Capitan Miro Sbraglia:<<Vogliamo fare un campionato da protagonisti >>

07.09.2020

Riparte ufficialmente oggi la stagione per la Prima Categoria di Mister Gagliarducci, a presentarla è il capitano "Miro" Sbraglia, alla seconda stagione in rosso-verde.
Buongiorno Miro, quali sono gli obiettivi e le prospettive stagionali?
Quest'anno il Borghesiana ha allestito una squadra di indubbia qualità e per questo non ci nascondiamo dicendo fin da subito che vogliamo fare un campionato da protagonisti.

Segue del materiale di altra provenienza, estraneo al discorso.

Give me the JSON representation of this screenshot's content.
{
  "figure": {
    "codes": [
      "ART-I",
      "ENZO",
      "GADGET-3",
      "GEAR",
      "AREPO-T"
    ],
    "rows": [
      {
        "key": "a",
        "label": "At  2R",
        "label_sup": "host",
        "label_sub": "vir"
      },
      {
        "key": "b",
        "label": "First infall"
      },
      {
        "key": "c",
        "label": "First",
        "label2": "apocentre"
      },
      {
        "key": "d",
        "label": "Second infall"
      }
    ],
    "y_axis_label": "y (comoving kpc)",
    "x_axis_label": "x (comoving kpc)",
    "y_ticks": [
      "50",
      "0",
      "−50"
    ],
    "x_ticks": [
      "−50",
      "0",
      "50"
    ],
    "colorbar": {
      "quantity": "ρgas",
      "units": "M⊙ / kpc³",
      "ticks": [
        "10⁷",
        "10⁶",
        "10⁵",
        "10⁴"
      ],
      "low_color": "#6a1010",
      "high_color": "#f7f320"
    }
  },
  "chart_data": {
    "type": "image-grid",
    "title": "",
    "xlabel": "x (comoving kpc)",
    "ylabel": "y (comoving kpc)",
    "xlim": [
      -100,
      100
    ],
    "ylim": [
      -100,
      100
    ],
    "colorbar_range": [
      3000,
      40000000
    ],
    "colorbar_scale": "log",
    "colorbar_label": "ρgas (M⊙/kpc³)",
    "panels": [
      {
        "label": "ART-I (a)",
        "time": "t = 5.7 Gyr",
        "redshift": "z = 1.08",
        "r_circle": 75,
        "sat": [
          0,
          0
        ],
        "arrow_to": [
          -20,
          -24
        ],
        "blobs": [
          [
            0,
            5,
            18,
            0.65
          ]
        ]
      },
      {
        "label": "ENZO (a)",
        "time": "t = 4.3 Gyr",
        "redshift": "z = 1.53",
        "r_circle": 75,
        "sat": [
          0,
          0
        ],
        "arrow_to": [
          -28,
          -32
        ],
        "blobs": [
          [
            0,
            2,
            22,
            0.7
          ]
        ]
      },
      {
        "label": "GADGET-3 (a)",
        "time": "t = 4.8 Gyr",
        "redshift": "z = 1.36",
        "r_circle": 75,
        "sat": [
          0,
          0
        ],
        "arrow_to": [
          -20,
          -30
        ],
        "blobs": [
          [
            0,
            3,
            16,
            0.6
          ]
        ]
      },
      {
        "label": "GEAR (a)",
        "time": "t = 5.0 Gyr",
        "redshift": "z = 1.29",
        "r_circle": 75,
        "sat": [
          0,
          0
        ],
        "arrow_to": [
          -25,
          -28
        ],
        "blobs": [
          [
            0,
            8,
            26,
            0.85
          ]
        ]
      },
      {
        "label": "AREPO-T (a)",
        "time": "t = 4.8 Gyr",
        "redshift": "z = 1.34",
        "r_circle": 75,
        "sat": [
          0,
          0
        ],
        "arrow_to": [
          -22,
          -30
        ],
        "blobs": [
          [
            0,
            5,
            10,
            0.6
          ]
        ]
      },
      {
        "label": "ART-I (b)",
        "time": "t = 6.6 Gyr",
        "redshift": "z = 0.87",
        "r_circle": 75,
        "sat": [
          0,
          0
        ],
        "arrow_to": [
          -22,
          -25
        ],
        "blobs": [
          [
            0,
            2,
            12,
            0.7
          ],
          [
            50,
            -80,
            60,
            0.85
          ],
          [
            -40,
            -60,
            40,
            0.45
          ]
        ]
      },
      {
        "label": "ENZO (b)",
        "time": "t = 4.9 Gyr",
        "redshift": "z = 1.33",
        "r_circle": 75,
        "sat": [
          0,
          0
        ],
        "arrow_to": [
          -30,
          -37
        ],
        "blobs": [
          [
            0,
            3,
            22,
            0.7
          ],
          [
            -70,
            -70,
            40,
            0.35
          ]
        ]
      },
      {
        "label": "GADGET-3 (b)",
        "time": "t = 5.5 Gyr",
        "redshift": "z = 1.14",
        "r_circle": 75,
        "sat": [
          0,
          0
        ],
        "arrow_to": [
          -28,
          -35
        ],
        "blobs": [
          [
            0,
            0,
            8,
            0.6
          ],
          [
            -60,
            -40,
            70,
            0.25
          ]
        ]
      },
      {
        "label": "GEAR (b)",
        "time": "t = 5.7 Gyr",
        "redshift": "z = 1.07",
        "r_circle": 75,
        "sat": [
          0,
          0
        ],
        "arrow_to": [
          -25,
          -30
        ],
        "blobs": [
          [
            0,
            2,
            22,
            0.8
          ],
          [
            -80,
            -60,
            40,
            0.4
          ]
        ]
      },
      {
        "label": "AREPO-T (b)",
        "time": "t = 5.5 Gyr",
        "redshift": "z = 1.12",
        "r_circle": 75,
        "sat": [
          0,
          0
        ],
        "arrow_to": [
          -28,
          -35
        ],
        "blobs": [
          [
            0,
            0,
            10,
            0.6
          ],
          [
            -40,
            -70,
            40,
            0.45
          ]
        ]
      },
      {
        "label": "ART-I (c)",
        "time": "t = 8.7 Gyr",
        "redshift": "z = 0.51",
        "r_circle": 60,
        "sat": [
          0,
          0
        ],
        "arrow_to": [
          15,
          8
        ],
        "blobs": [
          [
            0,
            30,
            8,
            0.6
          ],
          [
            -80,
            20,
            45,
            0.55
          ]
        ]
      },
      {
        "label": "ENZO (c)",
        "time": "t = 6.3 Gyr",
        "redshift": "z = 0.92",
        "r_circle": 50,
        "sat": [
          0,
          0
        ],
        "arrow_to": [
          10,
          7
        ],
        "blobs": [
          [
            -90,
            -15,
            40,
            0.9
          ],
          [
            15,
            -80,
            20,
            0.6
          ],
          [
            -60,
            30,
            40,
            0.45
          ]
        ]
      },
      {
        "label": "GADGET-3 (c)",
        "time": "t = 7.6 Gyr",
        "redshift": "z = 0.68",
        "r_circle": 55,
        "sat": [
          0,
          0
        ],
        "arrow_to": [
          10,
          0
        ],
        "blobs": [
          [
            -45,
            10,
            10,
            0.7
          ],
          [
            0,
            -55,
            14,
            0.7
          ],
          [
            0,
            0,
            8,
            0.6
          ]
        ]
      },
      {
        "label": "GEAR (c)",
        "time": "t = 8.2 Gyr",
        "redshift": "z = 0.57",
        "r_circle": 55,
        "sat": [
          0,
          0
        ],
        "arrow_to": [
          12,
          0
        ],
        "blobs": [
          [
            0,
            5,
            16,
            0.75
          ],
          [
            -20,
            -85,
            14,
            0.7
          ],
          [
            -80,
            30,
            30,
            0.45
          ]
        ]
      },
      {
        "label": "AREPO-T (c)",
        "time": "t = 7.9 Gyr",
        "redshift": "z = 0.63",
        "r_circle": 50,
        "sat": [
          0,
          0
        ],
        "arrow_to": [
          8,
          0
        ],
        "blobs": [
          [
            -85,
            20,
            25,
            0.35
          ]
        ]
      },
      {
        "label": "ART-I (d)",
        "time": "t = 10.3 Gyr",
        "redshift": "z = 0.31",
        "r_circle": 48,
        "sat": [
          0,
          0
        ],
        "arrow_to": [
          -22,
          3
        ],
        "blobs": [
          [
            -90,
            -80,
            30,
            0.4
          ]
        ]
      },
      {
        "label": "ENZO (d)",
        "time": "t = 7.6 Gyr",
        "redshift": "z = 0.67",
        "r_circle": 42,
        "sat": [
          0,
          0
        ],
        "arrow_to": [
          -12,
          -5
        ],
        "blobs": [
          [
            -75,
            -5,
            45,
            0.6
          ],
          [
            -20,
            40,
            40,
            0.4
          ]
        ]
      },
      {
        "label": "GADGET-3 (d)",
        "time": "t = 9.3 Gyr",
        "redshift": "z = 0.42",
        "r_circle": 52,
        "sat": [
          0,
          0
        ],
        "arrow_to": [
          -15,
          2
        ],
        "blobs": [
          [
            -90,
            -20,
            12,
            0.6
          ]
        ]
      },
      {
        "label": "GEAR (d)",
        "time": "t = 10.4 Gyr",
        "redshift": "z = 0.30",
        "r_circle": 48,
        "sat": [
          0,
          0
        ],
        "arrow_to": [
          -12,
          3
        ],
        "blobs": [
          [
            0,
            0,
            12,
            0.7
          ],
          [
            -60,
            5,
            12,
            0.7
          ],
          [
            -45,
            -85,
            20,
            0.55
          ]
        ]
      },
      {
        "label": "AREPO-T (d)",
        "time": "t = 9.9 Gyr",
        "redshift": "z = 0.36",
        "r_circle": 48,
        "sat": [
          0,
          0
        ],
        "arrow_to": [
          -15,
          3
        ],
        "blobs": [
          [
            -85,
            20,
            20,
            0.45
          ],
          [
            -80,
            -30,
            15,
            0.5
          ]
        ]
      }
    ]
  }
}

Un organico molto rinnovato, tu una delle conferme, nelle vesti poi di capitano, un esempio per tanti giovani in società vista la tua carriera
Quest'anno la squadra si è arricchita con nomi molto importanti per la categoria. nomi che farebbero scalpore anche in categorie superiori, ho avuto il piacere di giocare con tutti questi calciatori e posso dire che sono all'altezza delle aspettative e in più persone dal punto di vista umano indiscutibili.
Ringrazio il presidente Gagliarducci che mi ha dato fiducia riconfermandomi sia come calciatore sia come capitano di questa squadra. Per me è un onore a quasi 42 anni fare parte di un gruppo che vuole recitare il ruolo da protagonista in questo campionato.

Tornando alla tua carriera, c'è stato anche l'esordio in serie A e poi molte partite tra Lega Pro e serie D, cosa ricordi dell'esordio in massima serie?
Ho avuto la fortuna di fare diversi anni tra i professionisti dove ho anche avuto la soddisfazione di fare l'esordio in serie A e due presenze nei preliminari di coppa Italia. Parliamo di pochi minuti nella massima serie ma ricordo quell'attimo come fosse ieri, un mix di emozioni che vanno al di là di ogni immaginazione. Nella carriera mi è capitato di vincere campionati tornei e allo stesso tempo di lottare per non retrocedere. quando raggiungi l'obiettivo è immensamente gratificante ti senti felicissimo ma nulla a vedere con l'esordio, in quel momento credo che per un calciatore giovane sia il massimo e sono certo che porterò con me questo ricordo come uno dei più belli al mondo insieme alla nascita dei miei due splendidi figli EMANUEL e ALESSIO che anche loro ahimè sono amanti di questo sport.

Altre tuoi grandi ricordi in carriera?
Grazie al calcio ho avuto modo di girare il mondo facendo manifestazioni sportive in sud America, Canada, Francia, Turchia per citare alcuni paesi e ovviamente in tutta l'Italia; penso che tutto questo riesca a farti crescere come uomo. All'età di 18 anni ho avuto la mia prima esperienza da professionista fuori Roma e posso dire che sicuramente tutto ciò ti fa maturare prima.

Che consiglio ti senti di dare ai tanti giovani che praticano oggi questa disciplina sportiva?

Ai ragazzi di oggi mi sento di dire di credere pienamente in quello che fanno. A differenza di 20 anni fa ci sono molte regole che permettono loro di avere visibilità ma purtroppo devo dire che la strafottenza di oggi è molto più alta rispetto a prima. Quando ero giovane io ero il primo ad arrivare al campo e l'ultimo ad andare via dopo aver messo a posto il materiale impiegato dall'allenatore. Oggi vedo in loro menefreghismo e mi dispiace molto perché, credo che se un ragazzo oggi abbia costanza serietà e dedizione, sia più semplice arrivare tra i professionisti. Ci sono molti procuratori oggi che riescono a farti fare buoni contratti tra i professionisti anche ad età giovanissima. Prima era molto difficile fare il salto e lo dico senza vergogna, mi dispiace non avere avuto una testa diversa a 20 anni perché forse potevo fare molto ma molto di più come calciatore, invece l'esuberanza della giovane età mi ha tagliato fuori.

Per questo dico a tutti i giovani di impegnarsi al massimo e di riuscire a stringere i denti nei momenti difficili che sicuramente andranno ad incontrare nella loro carriera.
Il calcio per me è tutto e spero di riuscire a coltivare questa passione per sempre magari più in là possibile anche come allenatore...

Grazie mille Captain Miro, con la speranza di vederti esultare ancora tanti anni per la Polisportiva Borghesiana, perché un campione come te per i nostri colori è motivo di grande orgoglio!